"Strength is the capacity to break a chocolate bar into four pieces with your bare hands - and then eat just one of the pieces."
— Judith Viorst
"I'm not sure what makes pepperoni so good if it's the pepper or the oni."
— Ulrik Stephens
"Your diet is a bank account. Good food choices are good investments."
— Bethenny Frankel
"Anything is good if it's made of chocolate."
— Jo Brand
“Don’t believe everything fortune cookies tell you. Just because they’re sweet doesn’t mean they’re right.”
― Unknown
"In these difficult times, when so many people are having trouble finding enough to eat, we are extending the “five-second rule” to a full ten seconds."
– Ron Piraro
"An onion can make people cry but there's never been a vegetable that can make people laugh."
— Will Rogers
"When the waitress asked if I wanted my pizza cut into four or eight slices, I said, 'Four. I don't think I can eat eight."
— Yogi Berra
“If you know how many cupcakes I’m holding behind my back I’ll give you both of them.”
― Unknown
“Every pizza is a personal pizza if you try hard and believe in yourself.”
― Bill Murray
“Today I bought a doughnut without sprinkles. This diet thing is hard.”
― Unknown
“Your body is not a temple, it’s an amusement park. Enjoy the ride.”
― Anthony Bourdain
"I really don't think I need buns of steel. I'd be happy with buns of cinnamon."
— Ellen DeGeneres
"I just want someone to look at me the way I look at food."
— Unknown
"When we put vegetables up for the winter, we use jars, but we call it canning. I find that jarring. And uncanny."
– Greg Tamblyn
"Americans will eat garbage provided you sprinkle it liberally with ketchup."
— Henry James
“I want to tell you about the "sausage principle." The theory says, "If you love something, never try to find out how it is done."”
― Unknown
“I have a passion for not cooking.”
― Unknown
"If this is coffee, please bring me some tea; but if this is tea, please bring me some coffee."
– Abraham Lincoln
"Popcorn for breakfast! Why not? It’s a grain. It’s like, like, grits, but with high self-esteem."
– James Patterson
“I thought I’d become an actress, but then I realized I eat too much.”
― Chelsea Handler
“All you need is love. But a little chocolate now and then doesn’t hurt.”
― Charles M. Schulz
“I’m glad I don’t have to hunt my own food, I don’t even know where sandwiches live.”
― Unknown
“Nutrition labels should include a “What if I ate the whole thing” section.”
― Unknown
“Abs are temporary. Chocolate is forever.”
― Unknown
“I eat cake every day because somewhere out there it’s someone’s birthday and I like to celebrate.”
― Unknown
"A fruit is a vegetable with looks and money. Plus, if you let fruit rot, it turns into wine, something Brussels sprouts never do."
– P. J. O’Rourke
“You only live once… Lick the bowl!”
― Unknown
“Who knew that the hardest part of being an adult is figuring out what to cook for dinner every single night for the rest of your life.”
― Unknown
“I won’t be impressed with technology until I can download food.”
― Unknown
"Never eat more than you can lift."
— Miss Piggy
"At a formal dinner party, the person nearest death should always be seated closest to the bathroom."
— George Carlin
"As a child, my family's menu consisted of two choices: take it or leave it."
— Buddy Hackett
“The key to my heart looks a whole lot like a plate of pasta.”
― Unknown
"I don't share blame.
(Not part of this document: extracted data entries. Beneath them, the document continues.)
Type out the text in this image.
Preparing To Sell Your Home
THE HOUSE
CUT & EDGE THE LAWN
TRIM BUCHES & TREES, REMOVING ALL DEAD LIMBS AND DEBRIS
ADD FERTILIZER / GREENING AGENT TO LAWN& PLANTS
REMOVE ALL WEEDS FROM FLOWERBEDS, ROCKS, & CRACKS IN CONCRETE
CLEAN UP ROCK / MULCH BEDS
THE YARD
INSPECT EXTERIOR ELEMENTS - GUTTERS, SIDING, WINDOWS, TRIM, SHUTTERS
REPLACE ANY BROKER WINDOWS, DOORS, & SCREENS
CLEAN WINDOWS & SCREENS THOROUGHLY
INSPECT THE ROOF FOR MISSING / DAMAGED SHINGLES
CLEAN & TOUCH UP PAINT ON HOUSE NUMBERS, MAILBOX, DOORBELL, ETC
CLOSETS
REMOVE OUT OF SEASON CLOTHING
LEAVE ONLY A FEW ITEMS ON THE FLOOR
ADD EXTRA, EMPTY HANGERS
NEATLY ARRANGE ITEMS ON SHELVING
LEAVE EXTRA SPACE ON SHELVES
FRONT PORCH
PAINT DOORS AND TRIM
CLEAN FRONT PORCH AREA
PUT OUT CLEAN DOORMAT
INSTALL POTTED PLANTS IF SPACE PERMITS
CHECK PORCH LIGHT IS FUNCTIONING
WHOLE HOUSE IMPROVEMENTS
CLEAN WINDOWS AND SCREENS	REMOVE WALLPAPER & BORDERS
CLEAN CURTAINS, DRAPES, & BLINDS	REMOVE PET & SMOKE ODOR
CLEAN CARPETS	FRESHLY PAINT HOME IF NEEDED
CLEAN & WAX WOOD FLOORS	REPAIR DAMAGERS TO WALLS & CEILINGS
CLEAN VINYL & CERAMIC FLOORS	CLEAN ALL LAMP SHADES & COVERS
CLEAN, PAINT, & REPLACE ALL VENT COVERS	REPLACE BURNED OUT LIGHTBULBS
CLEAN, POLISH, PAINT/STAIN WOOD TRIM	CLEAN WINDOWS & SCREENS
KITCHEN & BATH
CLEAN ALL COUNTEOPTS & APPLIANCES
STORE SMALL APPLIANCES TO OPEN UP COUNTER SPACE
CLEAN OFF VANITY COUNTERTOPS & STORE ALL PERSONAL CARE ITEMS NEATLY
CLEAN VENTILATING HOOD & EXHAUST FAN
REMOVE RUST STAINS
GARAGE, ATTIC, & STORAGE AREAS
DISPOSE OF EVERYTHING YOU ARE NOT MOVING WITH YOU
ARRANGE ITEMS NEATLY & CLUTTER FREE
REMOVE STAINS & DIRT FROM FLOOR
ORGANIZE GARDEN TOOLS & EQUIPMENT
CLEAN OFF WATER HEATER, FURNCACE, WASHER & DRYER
I don't share credit. And I don't share desserts"
– Beverly Sills
"Fish is the only food that is considered spoiled once it smells like what it is."
— P. J. O'Rourke
“Love and sausage are alike. Can never have enough of either.”
— Trixie Koontz
"If more of us valued food and cheer and song above hoarded gold, it would be a merrier world."
– J.R.R. Tolkien
“All my life I thought air was free until I bought a bag of chips.”
― Unknown
“Diet day #1: All the unhealthy food has been removed from the house. It was delicious.”
― Unknown
“If we’re not meant to have midnight snacks, why is there a light in the fridge?”
― Unknown
"Cauliflower is nothing but cabbage with a college education."
— Mark Twain
"Life expectancy would grow by leaps and bounds if green vegetables smelled as good as bacon."
— Doug Larson
"Promises and pie-crust are made to be broken."
— Jonathan Swift
“Seize the moment. Remember all those women on the Titanic who waved off the dessert cart.”
― Erma Bombeck
“You can’t make everyone happy. You’re not pizza.”
― Unknown
"Life is uncertain. Eat dessert first."
– Ernestine Ulmer
“Stomach: I will now demonstrate a blue whale’s mating call.”
― Unknown
"Never order barbecue in a place that also serves quiche."
— Lewis Grizzard
“An apple a day keeps anyone away, if you throw it hard enough.”